Tiny dogs generally require around 30 calories per pound of bodyweight which means that smaller breeds only need half a cup – 1/2 – 1/3rd – depending on age, weight, and level – of high-quality dry food per day and twice as much water. The smaller the breed, the less food, and more water they will need. A 5lb dog requires about 120-150 calories per day while a 30lb adult dog needs about 500-600 calories daily.
Small dogs such as Chihuahuas, Yorkies, Dachshunds, Miniature Pinschers, and Terriers can be fed most types of dry kibble that is specifically designed for small breeds but just like with all other foods, it’s best to read the ingredients label before buying to ensure that you’re not accidentally buying something bad for your pet who has allergies or dietary sensitivities and intolerances. Puppies and seniors may require special formulations so always check with your vet for his recommendations.
Smaller dogs typically eat more frequently than larger breeds and since they burn through the energy they need faster, it is often recommended that owners feed their furry friend about four (4) times daily to avoid overeating and obesity issues.
Small breed dog food, like other types of kibble, should contain a high level of protein – 20-25% – and not be overly dry or overly moist to prevent tartar buildup and plaque formation on the teeth.
High-quality canned food or homemade cooked meals can also provide smaller breeds with the nourishment they require as long as it’s balanced properly for all of their dietary requirements. It’s important both in regards to health benefits as well as meeting your pet’s overall needs to ensure that smaller breeds get a mix of really lean proteins, omega fatty acids, and complex carbohydrates. Vegetables and fruits are great for them too but make sure to avoid foods that can be difficult to digest such as beans, corn, peas, and legumes.
Attention should also be paid to the amount of calcium in the food your small breed dog is eating since they burn through it faster than other types of dogs so you’ll want to go with special formulations designed specifically for their size when it comes to both kibble or canned food.
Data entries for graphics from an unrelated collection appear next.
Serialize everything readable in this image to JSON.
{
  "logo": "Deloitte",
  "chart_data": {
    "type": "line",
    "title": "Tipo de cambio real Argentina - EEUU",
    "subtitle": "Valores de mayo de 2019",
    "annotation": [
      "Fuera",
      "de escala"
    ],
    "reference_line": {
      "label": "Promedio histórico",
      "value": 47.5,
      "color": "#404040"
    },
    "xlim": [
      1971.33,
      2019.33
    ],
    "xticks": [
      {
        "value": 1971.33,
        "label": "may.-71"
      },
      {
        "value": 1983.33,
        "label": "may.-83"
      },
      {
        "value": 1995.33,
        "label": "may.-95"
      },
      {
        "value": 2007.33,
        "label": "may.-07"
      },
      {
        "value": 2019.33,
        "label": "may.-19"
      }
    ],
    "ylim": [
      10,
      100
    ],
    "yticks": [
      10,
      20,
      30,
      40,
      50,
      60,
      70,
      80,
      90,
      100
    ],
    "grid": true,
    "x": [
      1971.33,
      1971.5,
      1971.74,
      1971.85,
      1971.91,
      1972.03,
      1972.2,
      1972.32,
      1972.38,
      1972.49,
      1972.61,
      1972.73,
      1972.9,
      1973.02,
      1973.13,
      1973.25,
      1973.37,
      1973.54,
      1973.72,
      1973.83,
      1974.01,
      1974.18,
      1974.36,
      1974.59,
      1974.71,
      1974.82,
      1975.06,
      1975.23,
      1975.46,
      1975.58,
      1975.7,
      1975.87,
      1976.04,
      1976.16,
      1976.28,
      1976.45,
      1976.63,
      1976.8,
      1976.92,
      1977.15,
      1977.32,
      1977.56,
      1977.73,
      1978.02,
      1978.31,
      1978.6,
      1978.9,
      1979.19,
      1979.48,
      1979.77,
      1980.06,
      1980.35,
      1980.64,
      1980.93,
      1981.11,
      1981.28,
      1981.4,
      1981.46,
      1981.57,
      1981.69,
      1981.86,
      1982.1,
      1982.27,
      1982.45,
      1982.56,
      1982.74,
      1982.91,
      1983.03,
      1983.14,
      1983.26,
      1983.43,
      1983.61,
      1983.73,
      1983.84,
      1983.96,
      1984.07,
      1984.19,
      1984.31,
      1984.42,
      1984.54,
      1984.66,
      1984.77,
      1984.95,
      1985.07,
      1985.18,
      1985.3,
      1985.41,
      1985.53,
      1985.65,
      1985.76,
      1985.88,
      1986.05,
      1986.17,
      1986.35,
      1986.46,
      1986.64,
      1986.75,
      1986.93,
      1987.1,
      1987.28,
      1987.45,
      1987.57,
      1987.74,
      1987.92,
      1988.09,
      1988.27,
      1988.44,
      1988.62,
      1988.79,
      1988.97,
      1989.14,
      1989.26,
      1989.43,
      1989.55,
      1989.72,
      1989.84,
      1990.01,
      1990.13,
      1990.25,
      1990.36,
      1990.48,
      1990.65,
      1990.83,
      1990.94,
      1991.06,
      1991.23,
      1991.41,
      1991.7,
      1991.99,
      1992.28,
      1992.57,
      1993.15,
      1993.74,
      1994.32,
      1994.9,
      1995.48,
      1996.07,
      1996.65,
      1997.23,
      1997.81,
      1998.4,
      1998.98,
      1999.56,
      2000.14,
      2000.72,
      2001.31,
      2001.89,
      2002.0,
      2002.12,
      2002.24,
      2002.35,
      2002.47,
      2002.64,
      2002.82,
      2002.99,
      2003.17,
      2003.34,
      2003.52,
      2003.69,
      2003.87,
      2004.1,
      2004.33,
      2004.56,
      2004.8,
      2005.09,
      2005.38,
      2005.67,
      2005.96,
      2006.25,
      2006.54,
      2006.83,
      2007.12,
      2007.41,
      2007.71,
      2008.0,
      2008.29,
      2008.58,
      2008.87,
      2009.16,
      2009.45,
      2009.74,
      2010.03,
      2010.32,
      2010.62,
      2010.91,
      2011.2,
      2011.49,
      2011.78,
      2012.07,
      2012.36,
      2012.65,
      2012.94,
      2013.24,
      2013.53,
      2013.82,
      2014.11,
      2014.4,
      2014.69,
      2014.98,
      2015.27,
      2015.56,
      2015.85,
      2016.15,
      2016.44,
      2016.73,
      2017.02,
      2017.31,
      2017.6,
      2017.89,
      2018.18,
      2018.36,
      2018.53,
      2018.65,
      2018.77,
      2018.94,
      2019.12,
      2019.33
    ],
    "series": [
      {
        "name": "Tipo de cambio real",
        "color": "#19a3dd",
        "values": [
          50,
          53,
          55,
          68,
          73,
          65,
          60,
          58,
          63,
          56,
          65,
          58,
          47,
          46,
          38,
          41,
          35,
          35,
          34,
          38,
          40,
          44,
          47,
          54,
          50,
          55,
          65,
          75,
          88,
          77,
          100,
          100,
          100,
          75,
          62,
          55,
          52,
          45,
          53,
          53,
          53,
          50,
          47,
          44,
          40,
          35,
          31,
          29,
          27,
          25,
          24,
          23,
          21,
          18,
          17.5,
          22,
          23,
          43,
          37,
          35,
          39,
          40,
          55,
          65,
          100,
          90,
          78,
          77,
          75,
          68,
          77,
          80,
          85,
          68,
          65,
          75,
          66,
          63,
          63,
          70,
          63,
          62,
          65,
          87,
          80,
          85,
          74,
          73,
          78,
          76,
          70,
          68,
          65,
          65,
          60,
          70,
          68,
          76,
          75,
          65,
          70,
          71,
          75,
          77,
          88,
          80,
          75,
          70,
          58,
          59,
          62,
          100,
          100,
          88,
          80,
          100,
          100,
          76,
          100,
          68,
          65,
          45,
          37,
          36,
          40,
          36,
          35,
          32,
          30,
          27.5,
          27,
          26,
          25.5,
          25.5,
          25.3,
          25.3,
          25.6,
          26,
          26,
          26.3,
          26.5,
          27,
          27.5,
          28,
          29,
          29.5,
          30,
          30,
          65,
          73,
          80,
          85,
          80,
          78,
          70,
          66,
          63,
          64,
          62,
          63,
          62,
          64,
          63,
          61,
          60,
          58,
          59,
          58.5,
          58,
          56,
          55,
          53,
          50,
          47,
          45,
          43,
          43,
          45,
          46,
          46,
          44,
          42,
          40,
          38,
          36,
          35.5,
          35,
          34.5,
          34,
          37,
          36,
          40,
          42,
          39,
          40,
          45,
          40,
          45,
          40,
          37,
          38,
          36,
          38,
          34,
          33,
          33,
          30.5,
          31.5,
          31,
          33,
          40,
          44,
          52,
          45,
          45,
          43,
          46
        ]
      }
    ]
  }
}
Calories, like other nutrients, should be distributed evenly throughout the day if your dog is on free-feed to ensure he doesn’t gorge himself at mealtime and end up with stomach upset.
Also, take note that smaller dogs often need more than one kind of kibble or canned food in order for them to meet all of their dietary needs so don’t immediately assume that just because they’re small breeds means they only require tiny amounts of certain things.
Smaller breeds are also more susceptible to developing hypoglycemia, especially if they eat too much junk food or foods high in sugar so it’s best to stick with healthy fruit and veggie snacks instead of biscuits, candies, and chocolate items. For small breed puppies who are teething, rawhides are great for their teeth and gums but they can be dangerous to small dogs since they can easily ingest the entire thing if they’re not careful so it’s best to stick with smaller ones.